The White House’s Blueprint for an AI Bill of Rights and the AMA’s guidelines to advance AI in medical education through ethics, evidence, and equity point to some of the ethics glitches or gaps having drawn attention, Dr. Jackson says.

At the CAP, too, members of the AI Committee have developed a document outlining ethics principles, which members of the Ethics and Professionalism Committee are vetting now. “But it’s very early stage,” Dr. Jackson says.

Dr. Powell cites a study of 253 articles on AI ethics in health care whose authors propose a responsible AI framework that encompasses five main themes for AI developers, health care professionals, and policymakers (Siala H, et al. Soc Sci Med. 2022;​296:​114782).
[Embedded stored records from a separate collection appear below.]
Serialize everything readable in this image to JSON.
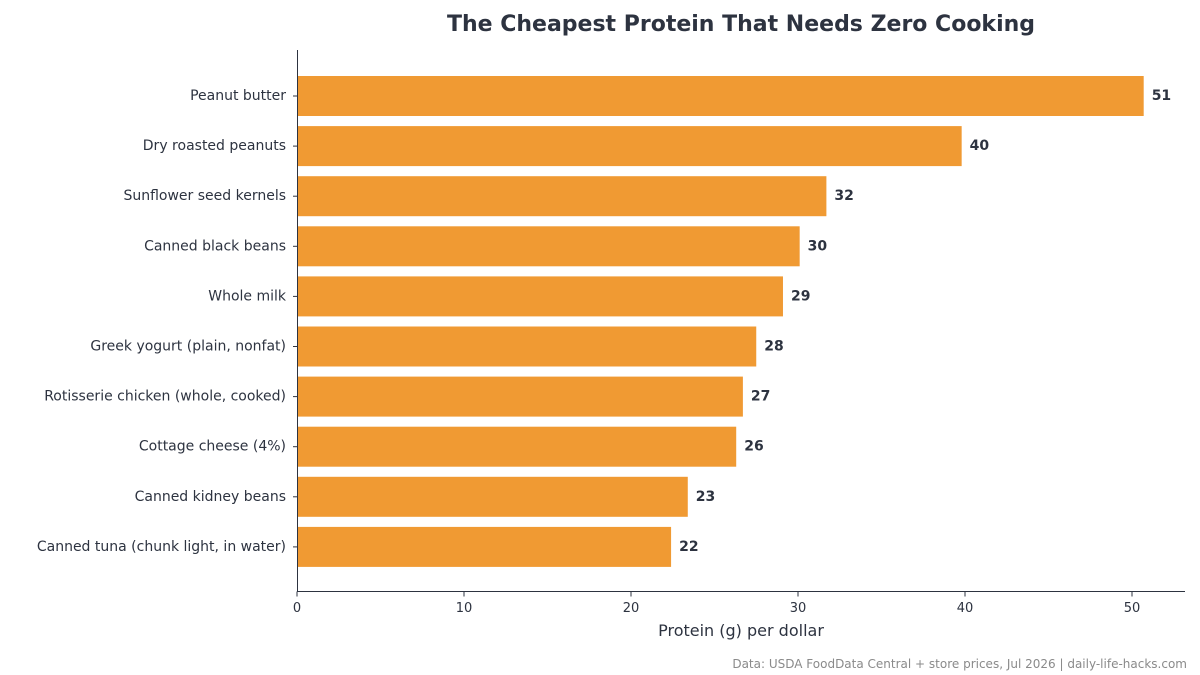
{
  "chart_data": {
    "type": "bar",
    "orientation": "horizontal",
    "title": "The Cheapest Protein That Needs Zero Cooking",
    "xlabel": "Protein (g) per dollar",
    "ylabel": "",
    "xlim": [
      0,
      53.2
    ],
    "xticks": [
      0,
      10,
      20,
      30,
      40,
      50
    ],
    "grid": false,
    "categories": [
      "Peanut butter",
      "Dry roasted peanuts",
      "Sunflower seed kernels",
      "Canned black beans",
      "Whole milk",
      "Greek yogurt (plain, nonfat)",
      "Rotisserie chicken (whole, cooked)",
      "Cottage cheese (4%)",
      "Canned kidney beans",
      "Canned tuna (chunk light, in water)"
    ],
    "values": [
      50.7,
      39.8,
      31.7,
      30.1,
      29.1,
      27.5,
      26.7,
      26.3,
      23.4,
      22.4
    ],
    "value_labels": [
      "51",
      "40",
      "32",
      "30",
      "29",
      "28",
      "27",
      "26",
      "23",
      "22"
    ],
    "bar_color": "#f09a33",
    "text_color": "#2d3340",
    "source": "Data: USDA FoodData Central + store prices, Jul 2026 | daily-life-hacks.com"
  }
}
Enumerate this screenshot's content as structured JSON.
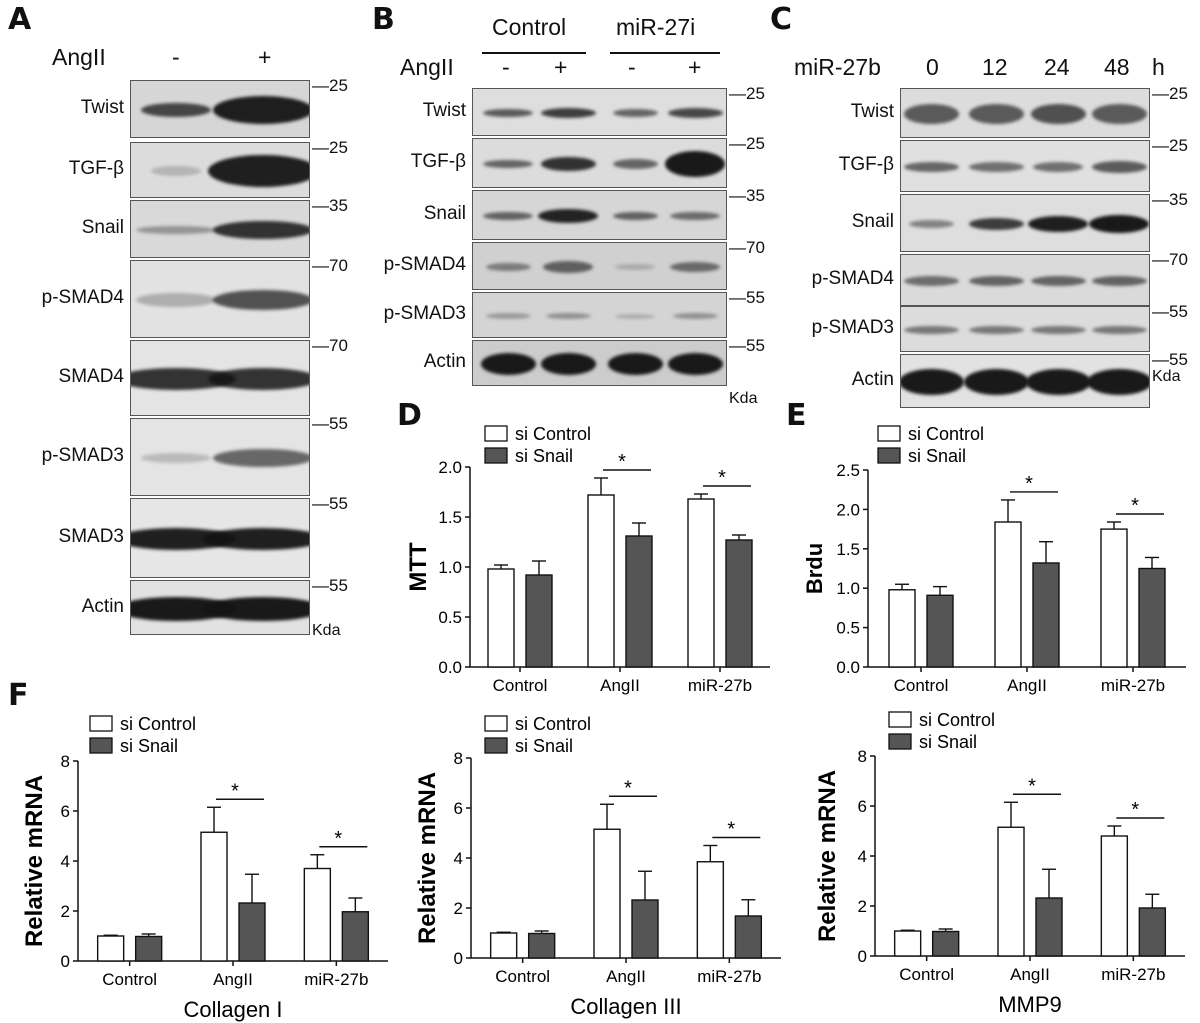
{
  "panels": {
    "A": "A",
    "B": "B",
    "C": "C",
    "D": "D",
    "E": "E",
    "F": "F"
  },
  "kda": "Kda",
  "blotA": {
    "treatment": "AngII",
    "minus": "-",
    "plus": "+",
    "proteins": [
      "Twist",
      "TGF-β",
      "Snail",
      "p-SMAD4",
      "SMAD4",
      "p-SMAD3",
      "SMAD3",
      "Actin"
    ],
    "markers": [
      "—25",
      "—25",
      "—35",
      "—70",
      "—70",
      "—55",
      "—55",
      "—55"
    ]
  },
  "blotB": {
    "group1": "Control",
    "group2": "miR-27i",
    "treatment": "AngII",
    "lanes": [
      "-",
      "+",
      "-",
      "+"
    ],
    "proteins": [
      "Twist",
      "TGF-β",
      "Snail",
      "p-SMAD4",
      "p-SMAD3",
      "Actin"
    ],
    "markers": [
      "—25",
      "—25",
      "—35",
      "—70",
      "—55",
      "—55"
    ]
  },
  "blotC": {
    "treatment": "miR-27b",
    "times": [
      "0",
      "12",
      "24",
      "48"
    ],
    "unit": "h",
    "proteins": [
      "Twist",
      "TGF-β",
      "Snail",
      "p-SMAD4",
      "p-SMAD3",
      "Actin"
    ],
    "markers": [
      "—25",
      "—25",
      "—35",
      "—70",
      "—55",
      "—55"
    ]
  },
  "colors": {
    "si_control": "#ffffff",
    "si_snail": "#555555",
    "band": "#1a1a1a"
  },
  "chart_data": [
    {
      "panel": "D",
      "type": "bar",
      "categories": [
        "Control",
        "AngII",
        "miR-27b"
      ],
      "ylabel": "MTT",
      "xlabel": "",
      "ylim": [
        0,
        2.0
      ],
      "yticks": [
        "0.0",
        "0.5",
        "1.0",
        "1.5",
        "2.0"
      ],
      "series": [
        {
          "name": "si Control",
          "values": [
            0.98,
            1.72,
            1.68
          ],
          "errors": [
            0.04,
            0.17,
            0.05
          ]
        },
        {
          "name": "si Snail",
          "values": [
            0.92,
            1.31,
            1.27
          ],
          "errors": [
            0.14,
            0.13,
            0.05
          ]
        }
      ],
      "significance": [
        {
          "category": "AngII",
          "label": "*"
        },
        {
          "category": "miR-27b",
          "label": "*"
        }
      ]
    },
    {
      "panel": "E",
      "type": "bar",
      "categories": [
        "Control",
        "AngII",
        "miR-27b"
      ],
      "ylabel": "Brdu",
      "xlabel": "",
      "ylim": [
        0,
        2.5
      ],
      "yticks": [
        "0.0",
        "0.5",
        "1.0",
        "1.5",
        "2.0",
        "2.5"
      ],
      "series": [
        {
          "name": "si Control",
          "values": [
            0.98,
            1.84,
            1.75
          ],
          "errors": [
            0.07,
            0.28,
            0.09
          ]
        },
        {
          "name": "si Snail",
          "values": [
            0.91,
            1.32,
            1.25
          ],
          "errors": [
            0.11,
            0.27,
            0.14
          ]
        }
      ],
      "significance": [
        {
          "category": "AngII",
          "label": "*"
        },
        {
          "category": "miR-27b",
          "label": "*"
        }
      ]
    },
    {
      "panel": "F1",
      "type": "bar",
      "categories": [
        "Control",
        "AngII",
        "miR-27b"
      ],
      "ylabel": "Relative mRNA",
      "xlabel": "Collagen I",
      "ylim": [
        0,
        8
      ],
      "yticks": [
        "0",
        "2",
        "4",
        "6",
        "8"
      ],
      "series": [
        {
          "name": "si Control",
          "values": [
            1.0,
            5.15,
            3.7
          ],
          "errors": [
            0.03,
            1.0,
            0.55
          ]
        },
        {
          "name": "si Snail",
          "values": [
            0.98,
            2.32,
            1.97
          ],
          "errors": [
            0.1,
            1.15,
            0.55
          ]
        }
      ],
      "significance": [
        {
          "category": "AngII",
          "label": "*"
        },
        {
          "category": "miR-27b",
          "label": "*"
        }
      ]
    },
    {
      "panel": "F2",
      "type": "bar",
      "categories": [
        "Control",
        "AngII",
        "miR-27b"
      ],
      "ylabel": "Relative mRNA",
      "xlabel": "Collagen III",
      "ylim": [
        0,
        8
      ],
      "yticks": [
        "0",
        "2",
        "4",
        "6",
        "8"
      ],
      "series": [
        {
          "name": "si Control",
          "values": [
            1.0,
            5.15,
            3.85
          ],
          "errors": [
            0.03,
            1.0,
            0.65
          ]
        },
        {
          "name": "si Snail",
          "values": [
            0.98,
            2.32,
            1.68
          ],
          "errors": [
            0.1,
            1.15,
            0.65
          ]
        }
      ],
      "significance": [
        {
          "category": "AngII",
          "label": "*"
        },
        {
          "category": "miR-27b",
          "label": "*"
        }
      ]
    },
    {
      "panel": "F3",
      "type": "bar",
      "categories": [
        "Control",
        "AngII",
        "miR-27b"
      ],
      "ylabel": "Relative mRNA",
      "xlabel": "MMP9",
      "ylim": [
        0,
        8
      ],
      "yticks": [
        "0",
        "2",
        "4",
        "6",
        "8"
      ],
      "series": [
        {
          "name": "si Control",
          "values": [
            1.0,
            5.15,
            4.8
          ],
          "errors": [
            0.03,
            1.0,
            0.4
          ]
        },
        {
          "name": "si Snail",
          "values": [
            0.98,
            2.32,
            1.92
          ],
          "errors": [
            0.1,
            1.15,
            0.55
          ]
        }
      ],
      "significance": [
        {
          "category": "AngII",
          "label": "*"
        },
        {
          "category": "miR-27b",
          "label": "*"
        }
      ]
    }
  ]
}
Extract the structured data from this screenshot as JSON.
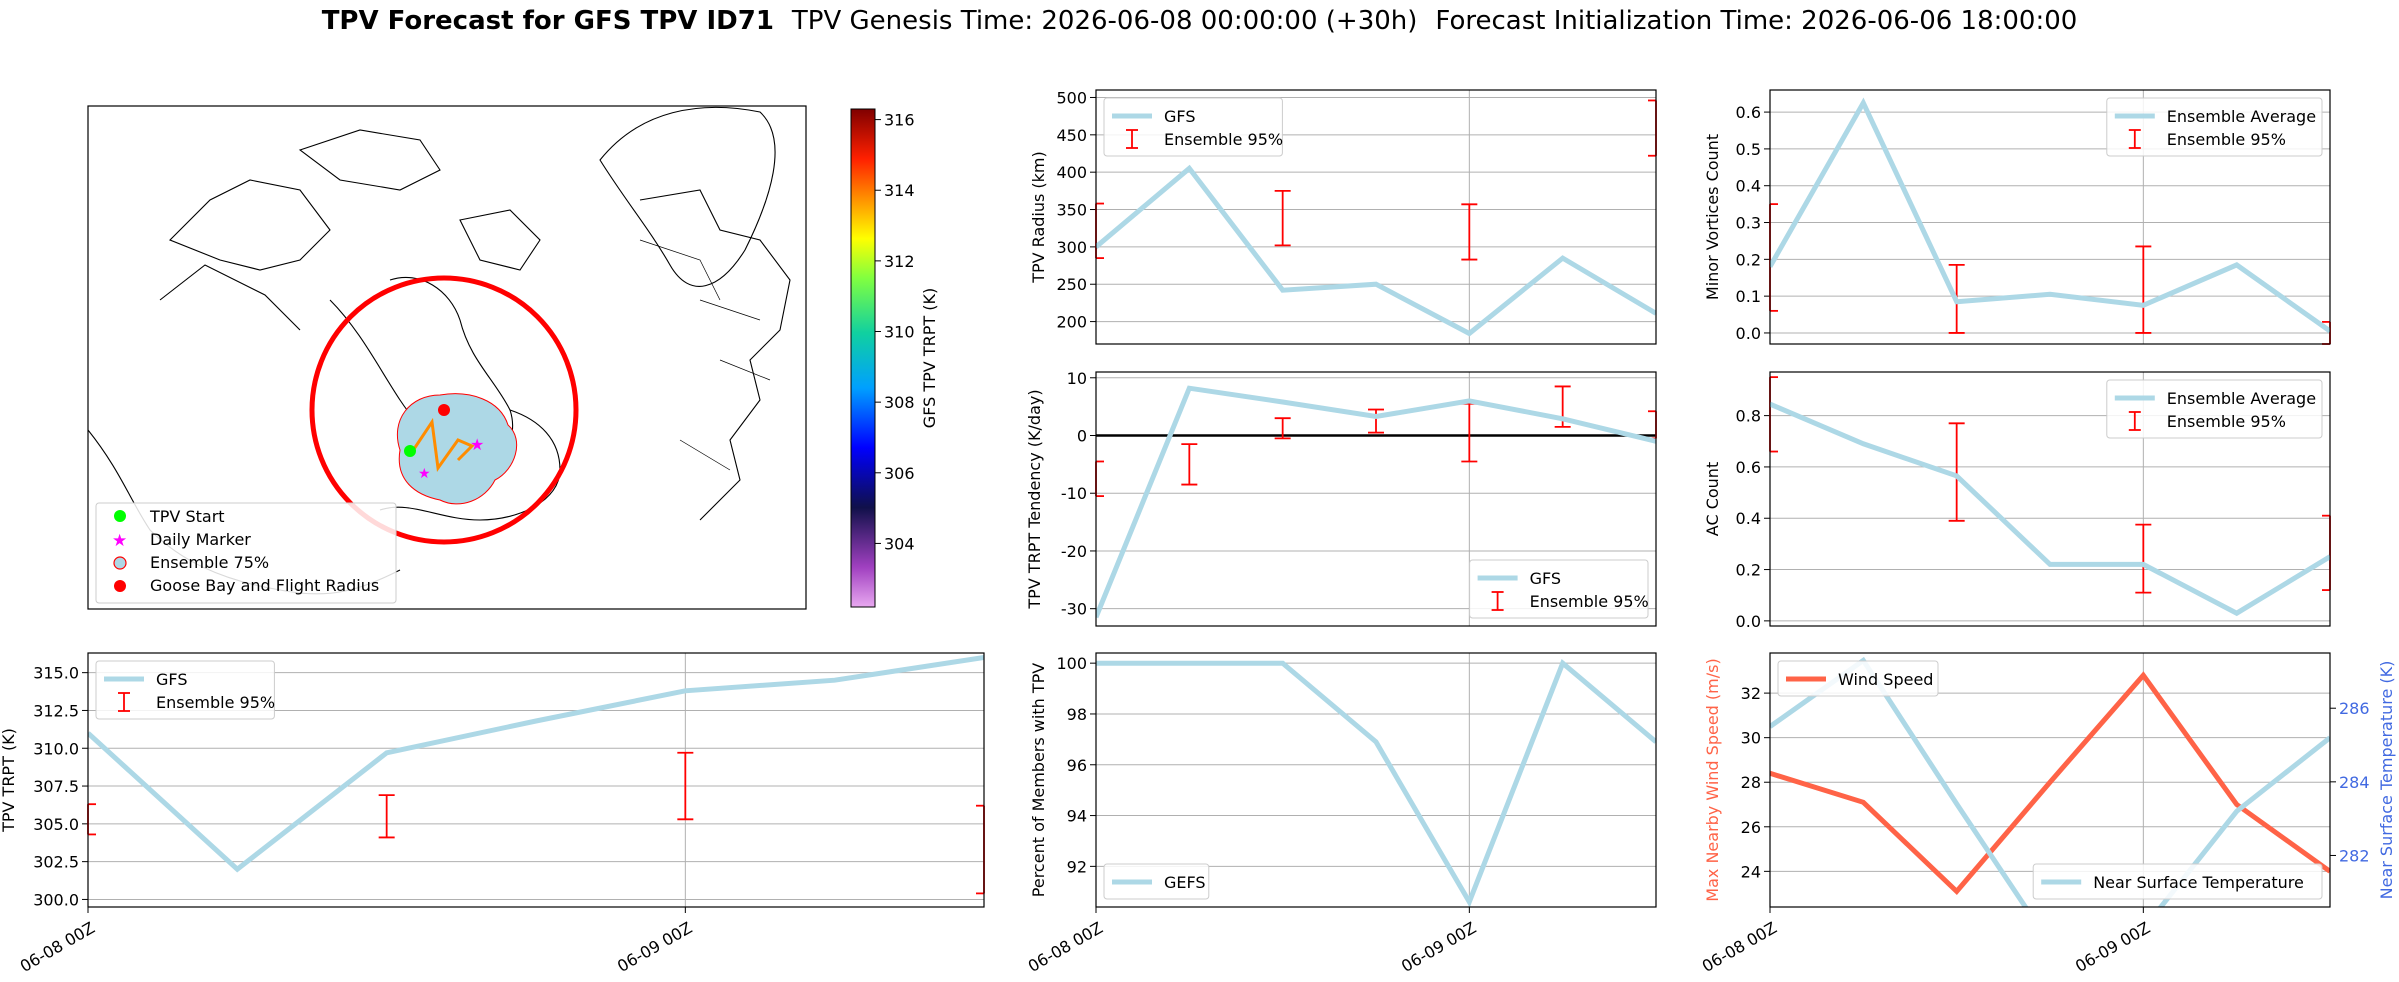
{
  "title": {
    "bold": "TPV Forecast for GFS TPV ID71",
    "genesis": "TPV Genesis Time: 2026-06-08 00:00:00 (+30h)",
    "init": "Forecast Initialization Time: 2026-06-06 18:00:00"
  },
  "colors": {
    "line": "#add8e6",
    "error": "#ff0000",
    "wind": "#ff6347",
    "temp_axis": "#4169e1",
    "start": "#00ff00",
    "marker": "#ff00ff",
    "goose": "#ff0000",
    "ensemble_fill": "#add8e6"
  },
  "map": {
    "legend": [
      "TPV Start",
      "Daily Marker",
      "Ensemble 75%",
      "Goose Bay and Flight Radius"
    ],
    "colorbar": {
      "label": "GFS TPV TRPT (K)",
      "ticks": [
        304,
        306,
        308,
        310,
        312,
        314,
        316
      ],
      "range": [
        302.2,
        316.3
      ]
    }
  },
  "chart_data": [
    {
      "id": "radius",
      "type": "line",
      "ylabel": "TPV Radius (km)",
      "ylim": [
        170,
        510
      ],
      "xlim": [
        0,
        1.5
      ],
      "yticks": [
        200,
        250,
        300,
        350,
        400,
        450,
        500
      ],
      "xticks": [],
      "xgrid": [
        1.0
      ],
      "legend": "top-left",
      "series": [
        {
          "name": "GFS",
          "x": [
            0,
            0.25,
            0.5,
            0.75,
            1.0,
            1.25,
            1.5
          ],
          "y": [
            300,
            405,
            242,
            250,
            184,
            285,
            211
          ]
        }
      ],
      "errorbars": {
        "name": "Ensemble 95%",
        "x": [
          0,
          0.5,
          1.0,
          1.5
        ],
        "low": [
          285,
          302,
          283,
          422
        ],
        "high": [
          358,
          375,
          357,
          496
        ]
      }
    },
    {
      "id": "minor",
      "type": "line",
      "ylabel": "Minor Vortices Count",
      "ylim": [
        -0.03,
        0.66
      ],
      "xlim": [
        0,
        1.5
      ],
      "yticks": [
        0.0,
        0.1,
        0.2,
        0.3,
        0.4,
        0.5,
        0.6
      ],
      "xticks": [],
      "xgrid": [
        1.0
      ],
      "legend": "top-right",
      "series": [
        {
          "name": "Ensemble Average",
          "x": [
            0,
            0.25,
            0.5,
            0.75,
            1.0,
            1.25,
            1.5
          ],
          "y": [
            0.18,
            0.625,
            0.085,
            0.105,
            0.075,
            0.185,
            0.005
          ]
        }
      ],
      "errorbars": {
        "name": "Ensemble 95%",
        "x": [
          0,
          0.5,
          1.0,
          1.5
        ],
        "low": [
          0.06,
          0.0,
          0.0,
          -0.03
        ],
        "high": [
          0.35,
          0.185,
          0.235,
          0.03
        ]
      }
    },
    {
      "id": "tendency",
      "type": "line",
      "ylabel": "TPV TRPT Tendency (K/day)",
      "ylim": [
        -33,
        11
      ],
      "xlim": [
        0,
        1.5
      ],
      "yticks": [
        -30,
        -20,
        -10,
        0,
        10
      ],
      "xticks": [],
      "xgrid": [
        1.0
      ],
      "hline": 0,
      "legend": "bottom-right",
      "series": [
        {
          "name": "GFS",
          "x": [
            0,
            0.25,
            0.5,
            0.75,
            1.0,
            1.25,
            1.5
          ],
          "y": [
            -31.5,
            8.2,
            5.8,
            3.3,
            6.0,
            2.9,
            -1.0
          ]
        }
      ],
      "errorbars": {
        "name": "Ensemble 95%",
        "x": [
          0,
          0.25,
          0.5,
          0.75,
          1.0,
          1.25,
          1.5
        ],
        "low": [
          -10.5,
          -8.5,
          -0.5,
          0.5,
          -4.5,
          1.5,
          -0.5
        ],
        "high": [
          -4.5,
          -1.5,
          3.0,
          4.5,
          5.5,
          8.5,
          4.2
        ]
      }
    },
    {
      "id": "ac",
      "type": "line",
      "ylabel": "AC Count",
      "ylim": [
        -0.02,
        0.97
      ],
      "xlim": [
        0,
        1.5
      ],
      "yticks": [
        0.0,
        0.2,
        0.4,
        0.6,
        0.8
      ],
      "xticks": [],
      "xgrid": [
        1.0
      ],
      "legend": "top-right",
      "series": [
        {
          "name": "Ensemble Average",
          "x": [
            0,
            0.25,
            0.5,
            0.75,
            1.0,
            1.25,
            1.5
          ],
          "y": [
            0.845,
            0.69,
            0.565,
            0.22,
            0.22,
            0.03,
            0.25
          ]
        }
      ],
      "errorbars": {
        "name": "Ensemble 95%",
        "x": [
          0,
          0.5,
          1.0,
          1.5
        ],
        "low": [
          0.66,
          0.39,
          0.11,
          0.12
        ],
        "high": [
          0.95,
          0.77,
          0.375,
          0.41
        ]
      }
    },
    {
      "id": "trpt",
      "type": "line",
      "ylabel": "TPV TRPT (K)",
      "ylim": [
        299.5,
        316.3
      ],
      "xlim": [
        0,
        1.5
      ],
      "yticks": [
        300.0,
        302.5,
        305.0,
        307.5,
        310.0,
        312.5,
        315.0
      ],
      "xticks": [
        {
          "x": 0,
          "label": "06-08 00Z"
        },
        {
          "x": 1.0,
          "label": "06-09 00Z"
        }
      ],
      "xgrid": [
        1.0
      ],
      "legend": "top-left",
      "series": [
        {
          "name": "GFS",
          "x": [
            0,
            0.25,
            0.5,
            0.75,
            1.0,
            1.25,
            1.5
          ],
          "y": [
            311.0,
            302.0,
            309.7,
            311.8,
            313.8,
            314.5,
            316.0
          ]
        }
      ],
      "errorbars": {
        "name": "Ensemble 95%",
        "x": [
          0,
          0.5,
          1.0,
          1.5
        ],
        "low": [
          304.3,
          304.1,
          305.3,
          300.4
        ],
        "high": [
          306.3,
          306.9,
          309.7,
          306.2
        ]
      }
    },
    {
      "id": "members",
      "type": "line",
      "ylabel": "Percent of Members with TPV",
      "ylim": [
        90.4,
        100.4
      ],
      "xlim": [
        0,
        1.5
      ],
      "yticks": [
        92,
        94,
        96,
        98,
        100
      ],
      "xticks": [
        {
          "x": 0,
          "label": "06-08 00Z"
        },
        {
          "x": 1.0,
          "label": "06-09 00Z"
        }
      ],
      "xgrid": [
        1.0
      ],
      "legend": "bottom-left",
      "series": [
        {
          "name": "GEFS",
          "x": [
            0,
            0.25,
            0.5,
            0.75,
            1.0,
            1.25,
            1.5
          ],
          "y": [
            100,
            100,
            100,
            96.9,
            90.6,
            100,
            96.9
          ]
        }
      ]
    },
    {
      "id": "wind_temp",
      "type": "line",
      "ylabel": "Max Nearby Wind Speed (m/s)",
      "ylabel_right": "Near Surface Temperature (K)",
      "ylim": [
        22.4,
        33.8
      ],
      "ylim_right": [
        280.6,
        287.5
      ],
      "xlim": [
        0,
        1.5
      ],
      "yticks": [
        24,
        26,
        28,
        30,
        32
      ],
      "yticks_right": [
        282,
        284,
        286
      ],
      "xticks": [
        {
          "x": 0,
          "label": "06-08 00Z"
        },
        {
          "x": 1.0,
          "label": "06-09 00Z"
        }
      ],
      "xgrid": [
        1.0
      ],
      "legend": "top-left",
      "legend_right": "bottom-right",
      "series": [
        {
          "name": "Wind Speed",
          "x": [
            0,
            0.25,
            0.5,
            0.75,
            1.0,
            1.25,
            1.5
          ],
          "y": [
            28.4,
            27.1,
            23.1,
            28.0,
            32.8,
            27.0,
            24.0
          ]
        },
        {
          "name": "Near Surface Temperature",
          "axis": "right",
          "x": [
            0,
            0.25,
            0.5,
            0.75,
            1.0,
            1.25,
            1.5
          ],
          "y": [
            285.5,
            287.3,
            283.4,
            279.6,
            280.0,
            283.2,
            285.2
          ]
        }
      ]
    }
  ]
}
Summarized by the acronym SHIFT, the themes (and some of the subthemes) are as follows:

  • Sustainability: responsible local leadership; societal impact on
    well-being of humans and the environment.
  • Human-centeredness: embedding humanness (recognition and empathy, for example) in AI agents to meet ethics of care requirements; the role of health professionals to maintain public trust.
  • Inclusivity: inclusive communication (patient-provider) and involvement in AI governance.
  • Fairness: alleviating algorithmic and data bias; health disparities in low-resource settings.
  • Transparency: safeguarding privacy; explainable AI-driven models and decisions; informed consent for data use.

In Dr. Powell’s view, pathologists are uniquely suited to helping medicine skirt some of the dangers of AI. “From a pathologist’s standpoint, of course, we would all be horrified that any sort of algorithm would be utilized clinically without having been rigorously validated at one’s own institution. We just need to remind everybody of that. It’s the basis of all clinical testing.”

Dr. Anderson is especially interested in the risks and potential benefits of AI in training, and he points to a few of the questions it raises:

  • Are trainees using AI in a HIPAA-compliant way?
  • Are trainees using AI in a way that is consistent with the educational mission?
  • Are they using it in a way that avoids plagiarism, and in a way that is safe for patients?

When Google searches were rolled out decades ago, he recalls, the initial reaction from some quarters was “to tell people not to Google stuff, that that was a really awful way and you should consult a textbook if you want the right answer. And now that’s silly.”

Large language models like ChatGPT could well follow the same course in terms of the degree to which they’ll be adopted, he says.

“They will find their way into our day-to-day work in some way, shape, or form. I have no doubt. It’s just a matter of to what extent and how they’re being used.”

Anne Paxton is a writer and attorney in Seattle.